By Clint Boulton  |  Posted 2009-09-18
 
 
 

Google Sept. 18 went after the market for online display advertising with full force, opening the new DoubleClick Ad Exchange to tackle market leader Yahoo.

DoubleClick Ad Exchange, which has been rebuilt with Google's technology and is backed by Google's infrastructure, is a marketplace where prices are set in a real-time auction for display ads, or graphical ads on Websites that catch people's attention.

Real-time bidding lets ad networks use their own technology to bid on an impression-by-impression basis. The Exchange generates online publishers the biggest return for every impression by allocating ads to the highest-paying sales channel on the fly.

Google, which fought hard to get antitrust approval before buying DoubleClick for $3.1 billion in March 2008, has major online publishers in mind to help it sell ads via the Exchange, including newspapers, large portals, and entertainment and branded sites. Moreover, ad real estate on Google's third-party AdSense publisher sites is being made available through the new Ad Exchange.

On the buy side, Google said more than 40 ad networks across North America and Europe will connect Websites with the advertisers through the Exchange. Also, AdWords advertisers will be able to run ads on sites in the Ad Exchange, using their existing AdWords interface.

Display ads come in image, interactive or video form, often appearing on Web pages to the right of content Web surfers have searched for online. The ads show products and services that are usually relevant to the content with which they are displayed.

These ads are geared to help advertisers boost sales. Websites and online publishers host these ads to get a cut of the ad revenue to pad their own coffers. Companies such as Yahoo, Google, Microsoft and AOL serve the ads with their platforms, taking an undisclosed cut of the ad revenues. Neal Mohan, vice president of product management at Google, explained  in a blog post the challenge Google is trying to address with the Ad Exchange:

"With a multitude of display ad formats, and thousands of Websites, it often takes thousands of hours for advertisers to plan and manage their display ad campaigns. With this complexity, lots of advertisers today just don't bother, or don't invest as much as they would like. On the other side of the equation, some publishers are left with up to 80 percent of their ad space unsold. It's like airlines flying with their planes mostly empty. And for the ad space that they do sell, publishers also have to deal with the complexity of managing thousands of advertisers and campaigns... Better technology can help make display advertising work better for all involved. We're focused on growing the display advertising pie for everyone. The DoubleClick Ad Exchange is a major part of that goal."
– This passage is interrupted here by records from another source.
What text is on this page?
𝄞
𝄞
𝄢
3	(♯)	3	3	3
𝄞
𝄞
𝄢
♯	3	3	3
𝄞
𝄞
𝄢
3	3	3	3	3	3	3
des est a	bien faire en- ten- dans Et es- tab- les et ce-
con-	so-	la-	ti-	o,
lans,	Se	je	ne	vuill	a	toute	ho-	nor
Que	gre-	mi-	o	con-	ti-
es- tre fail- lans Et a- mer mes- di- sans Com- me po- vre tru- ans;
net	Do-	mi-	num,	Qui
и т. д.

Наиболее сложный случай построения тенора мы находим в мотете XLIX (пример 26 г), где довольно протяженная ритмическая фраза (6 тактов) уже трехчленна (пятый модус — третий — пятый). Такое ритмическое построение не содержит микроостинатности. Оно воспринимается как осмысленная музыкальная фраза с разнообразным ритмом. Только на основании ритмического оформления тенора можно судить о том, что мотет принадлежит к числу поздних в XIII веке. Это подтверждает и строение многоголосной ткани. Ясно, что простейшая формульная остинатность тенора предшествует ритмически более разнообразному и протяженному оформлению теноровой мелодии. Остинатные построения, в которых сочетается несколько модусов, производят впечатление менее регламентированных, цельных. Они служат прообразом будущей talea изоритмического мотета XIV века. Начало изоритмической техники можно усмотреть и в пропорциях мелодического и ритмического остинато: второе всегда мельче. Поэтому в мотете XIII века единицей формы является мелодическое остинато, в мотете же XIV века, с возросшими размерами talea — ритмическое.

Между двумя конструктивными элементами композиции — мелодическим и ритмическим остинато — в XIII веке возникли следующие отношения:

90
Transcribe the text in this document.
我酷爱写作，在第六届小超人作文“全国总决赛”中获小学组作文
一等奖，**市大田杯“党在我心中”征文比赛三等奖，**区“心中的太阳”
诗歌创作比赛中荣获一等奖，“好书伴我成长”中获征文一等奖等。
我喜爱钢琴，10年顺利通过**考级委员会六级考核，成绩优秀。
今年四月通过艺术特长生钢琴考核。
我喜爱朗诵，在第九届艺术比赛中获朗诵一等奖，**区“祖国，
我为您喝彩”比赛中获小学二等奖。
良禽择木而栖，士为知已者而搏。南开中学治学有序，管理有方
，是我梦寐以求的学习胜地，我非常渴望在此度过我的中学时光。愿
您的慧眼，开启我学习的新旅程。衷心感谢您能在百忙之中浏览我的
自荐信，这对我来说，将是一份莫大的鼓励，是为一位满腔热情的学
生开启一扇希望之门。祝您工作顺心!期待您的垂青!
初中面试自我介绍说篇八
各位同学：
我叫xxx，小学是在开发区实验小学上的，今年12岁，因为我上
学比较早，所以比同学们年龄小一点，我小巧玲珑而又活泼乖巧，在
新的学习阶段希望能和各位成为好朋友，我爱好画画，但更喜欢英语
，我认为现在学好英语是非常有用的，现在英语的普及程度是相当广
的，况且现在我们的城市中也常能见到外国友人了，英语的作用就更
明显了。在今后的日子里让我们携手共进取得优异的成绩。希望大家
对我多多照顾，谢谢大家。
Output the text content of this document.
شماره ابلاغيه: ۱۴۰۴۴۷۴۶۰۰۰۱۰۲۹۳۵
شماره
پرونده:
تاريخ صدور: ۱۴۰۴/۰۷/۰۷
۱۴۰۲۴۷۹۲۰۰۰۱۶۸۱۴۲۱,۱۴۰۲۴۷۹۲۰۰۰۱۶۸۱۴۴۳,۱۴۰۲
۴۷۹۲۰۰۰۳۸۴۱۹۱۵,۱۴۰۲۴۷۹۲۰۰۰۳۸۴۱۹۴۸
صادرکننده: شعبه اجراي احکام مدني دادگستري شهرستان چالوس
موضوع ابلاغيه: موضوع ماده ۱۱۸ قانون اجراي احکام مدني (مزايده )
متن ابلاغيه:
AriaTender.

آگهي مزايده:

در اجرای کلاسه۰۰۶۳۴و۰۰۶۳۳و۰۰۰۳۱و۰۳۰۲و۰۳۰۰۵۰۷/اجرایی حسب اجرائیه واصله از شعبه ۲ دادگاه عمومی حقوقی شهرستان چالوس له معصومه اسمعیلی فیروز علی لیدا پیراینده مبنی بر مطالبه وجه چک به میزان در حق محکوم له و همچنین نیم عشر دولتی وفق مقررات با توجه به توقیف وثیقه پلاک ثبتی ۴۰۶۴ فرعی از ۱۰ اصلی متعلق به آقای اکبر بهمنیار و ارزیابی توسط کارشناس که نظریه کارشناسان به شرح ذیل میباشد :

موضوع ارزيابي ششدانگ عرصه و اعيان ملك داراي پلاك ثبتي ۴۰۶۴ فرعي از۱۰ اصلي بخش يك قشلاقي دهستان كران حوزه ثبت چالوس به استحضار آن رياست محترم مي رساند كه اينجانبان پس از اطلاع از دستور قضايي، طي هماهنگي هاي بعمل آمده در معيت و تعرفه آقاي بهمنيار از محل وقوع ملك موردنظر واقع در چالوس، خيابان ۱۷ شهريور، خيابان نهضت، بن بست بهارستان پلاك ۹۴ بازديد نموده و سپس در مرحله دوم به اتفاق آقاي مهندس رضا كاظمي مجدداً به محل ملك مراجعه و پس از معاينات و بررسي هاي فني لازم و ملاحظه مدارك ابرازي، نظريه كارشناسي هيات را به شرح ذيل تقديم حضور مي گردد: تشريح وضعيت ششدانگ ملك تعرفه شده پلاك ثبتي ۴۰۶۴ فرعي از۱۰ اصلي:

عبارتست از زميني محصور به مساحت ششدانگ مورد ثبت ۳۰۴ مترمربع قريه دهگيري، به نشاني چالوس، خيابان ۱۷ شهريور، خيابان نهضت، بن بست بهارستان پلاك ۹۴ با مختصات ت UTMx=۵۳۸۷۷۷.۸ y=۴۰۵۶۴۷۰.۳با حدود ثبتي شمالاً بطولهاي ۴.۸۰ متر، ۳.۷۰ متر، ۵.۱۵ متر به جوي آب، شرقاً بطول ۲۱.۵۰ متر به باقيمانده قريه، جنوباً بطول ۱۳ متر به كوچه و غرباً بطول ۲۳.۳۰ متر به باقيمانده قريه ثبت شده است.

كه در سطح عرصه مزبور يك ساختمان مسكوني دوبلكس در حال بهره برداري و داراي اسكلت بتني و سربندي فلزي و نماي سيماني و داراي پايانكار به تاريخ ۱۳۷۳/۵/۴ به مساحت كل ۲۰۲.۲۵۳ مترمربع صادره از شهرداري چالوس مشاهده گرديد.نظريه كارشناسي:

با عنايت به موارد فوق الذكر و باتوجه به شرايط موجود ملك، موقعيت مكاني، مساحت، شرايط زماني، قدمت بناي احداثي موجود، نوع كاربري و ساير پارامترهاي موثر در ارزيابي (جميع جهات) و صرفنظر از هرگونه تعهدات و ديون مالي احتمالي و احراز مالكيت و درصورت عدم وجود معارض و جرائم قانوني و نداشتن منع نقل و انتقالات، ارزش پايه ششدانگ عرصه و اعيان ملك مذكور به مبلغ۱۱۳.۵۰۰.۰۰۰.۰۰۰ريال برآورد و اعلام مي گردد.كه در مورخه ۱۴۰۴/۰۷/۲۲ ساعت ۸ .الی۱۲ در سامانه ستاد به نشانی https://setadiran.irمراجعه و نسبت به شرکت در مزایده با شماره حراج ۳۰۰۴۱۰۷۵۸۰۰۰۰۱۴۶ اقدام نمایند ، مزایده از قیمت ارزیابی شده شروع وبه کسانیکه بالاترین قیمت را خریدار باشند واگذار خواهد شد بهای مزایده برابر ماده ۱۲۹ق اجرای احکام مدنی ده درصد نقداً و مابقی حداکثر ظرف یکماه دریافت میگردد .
Claims of trying to make the pie larger for everyone sound very altruistic, but Google had eyed Yahoo's 20 percent-plus market share in display ads with envy for several years. Google has been the king of contextual search ads for a decade, but it has failed to figure out the display ad puzzle.

comScore said the search giant tallied (WSJ paywall) only 1.3 percent of display ad views in March 2009.

For its part, Yahoo said it welcomes Google's competition, but internally it can only be viewing Google's Ad Exchange with wariness. Next to its massive visitor and user base, display advertising ranks as Yahoo's most prized asset.